Zuerst hatte der Blonde gedacht, der Andere würde ihn verlassen, wenn er erstmal gewusst hatte, was dieser tat. Er dachte, er würde ihm den Rücken zukehren, sobald er gesehen hatte, was die Spuren auf dessen Haut zeigten, wie sie schrien und wie sie weinten.

Doch Zayn blieb.

Zayn blieb und er hatte nicht vor zu gehen. Er hüllte den Blonden in eine Art Schutzfolie, er versuchte ihn vor dem Grauen außerhalb zu bewahren. Er würde sogar die Kugel einstecken, nur umzu verhindern, dass der Andere einen kleinsten Kratzer davon trug.

Doch Zayn sollte noch mehr erfahren.

-

Niall irrte durch die Gänge des Schulgebäudes und hielt Ausschau nach dem rotblonden Haarschopf, der ihm bereits so vertraut war. Heute wollte er Zayn endlich Kate vorstellen.

Er lief an den Reihen von Spinden vorbei, achtete besonders gründlich darauf, nach ihrem zu sehen und spähte um Ecken, die er sonst nie betrat.

"Kate?", der Name klang so weich auf seinen Lippen.

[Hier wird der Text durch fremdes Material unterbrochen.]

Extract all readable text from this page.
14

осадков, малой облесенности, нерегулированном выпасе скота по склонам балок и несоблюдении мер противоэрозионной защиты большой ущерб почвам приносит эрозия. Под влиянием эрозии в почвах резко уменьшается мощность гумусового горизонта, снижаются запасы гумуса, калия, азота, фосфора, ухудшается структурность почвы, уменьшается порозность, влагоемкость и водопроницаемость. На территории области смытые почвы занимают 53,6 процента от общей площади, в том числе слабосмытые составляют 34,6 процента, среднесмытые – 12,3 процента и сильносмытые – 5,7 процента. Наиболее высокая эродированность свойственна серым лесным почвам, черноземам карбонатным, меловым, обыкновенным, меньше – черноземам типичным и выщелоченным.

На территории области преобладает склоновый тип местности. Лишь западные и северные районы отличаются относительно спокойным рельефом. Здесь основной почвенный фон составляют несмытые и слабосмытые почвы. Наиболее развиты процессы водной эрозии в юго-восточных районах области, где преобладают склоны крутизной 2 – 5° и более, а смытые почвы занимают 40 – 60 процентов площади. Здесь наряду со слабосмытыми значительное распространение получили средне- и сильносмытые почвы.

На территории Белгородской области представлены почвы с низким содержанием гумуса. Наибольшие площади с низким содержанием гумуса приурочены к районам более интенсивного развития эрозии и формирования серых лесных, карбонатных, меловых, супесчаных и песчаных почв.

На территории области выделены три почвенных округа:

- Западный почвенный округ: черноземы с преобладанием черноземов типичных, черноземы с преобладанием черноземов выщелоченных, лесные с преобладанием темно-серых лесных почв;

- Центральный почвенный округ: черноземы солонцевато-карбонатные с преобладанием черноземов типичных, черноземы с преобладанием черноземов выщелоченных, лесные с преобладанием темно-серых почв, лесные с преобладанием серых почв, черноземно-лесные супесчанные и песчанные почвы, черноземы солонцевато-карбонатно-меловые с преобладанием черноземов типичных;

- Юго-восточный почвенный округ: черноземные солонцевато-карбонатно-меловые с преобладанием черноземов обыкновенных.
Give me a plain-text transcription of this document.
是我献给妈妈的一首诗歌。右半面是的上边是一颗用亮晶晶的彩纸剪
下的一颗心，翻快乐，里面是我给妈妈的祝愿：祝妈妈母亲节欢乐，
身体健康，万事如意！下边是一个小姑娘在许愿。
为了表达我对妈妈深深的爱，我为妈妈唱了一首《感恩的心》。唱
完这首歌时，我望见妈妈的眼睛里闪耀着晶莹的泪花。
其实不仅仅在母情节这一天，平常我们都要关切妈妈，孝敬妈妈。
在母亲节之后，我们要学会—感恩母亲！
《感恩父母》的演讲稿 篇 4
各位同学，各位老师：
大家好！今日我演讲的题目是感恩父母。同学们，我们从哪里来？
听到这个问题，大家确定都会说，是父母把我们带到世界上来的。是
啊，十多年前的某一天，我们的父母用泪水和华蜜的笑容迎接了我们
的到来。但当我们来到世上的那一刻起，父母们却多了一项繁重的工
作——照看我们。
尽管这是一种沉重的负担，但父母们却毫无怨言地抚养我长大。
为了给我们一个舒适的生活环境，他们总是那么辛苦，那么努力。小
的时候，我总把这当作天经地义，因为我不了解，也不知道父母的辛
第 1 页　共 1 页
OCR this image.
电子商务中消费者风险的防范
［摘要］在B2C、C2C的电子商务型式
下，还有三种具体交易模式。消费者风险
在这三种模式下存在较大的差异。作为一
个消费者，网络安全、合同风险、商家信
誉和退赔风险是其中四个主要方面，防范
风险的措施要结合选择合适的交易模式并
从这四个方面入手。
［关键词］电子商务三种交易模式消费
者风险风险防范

Er entdeckte sie vor einem der Chemieräume, zusammen mit ein paar anderen Schülern, doch achten tat er nicht wirklich auf den Rest.

"Kate!", ein breites Lächeln erstreckte sich über seine schmalen Lippen, doch als er merkte, dass das genannte Mädchen sichtlich zusammenzuckte bei dem Klang seiner Stimme, sackte auch in ihm etwas kümmerlich in sich zusammen.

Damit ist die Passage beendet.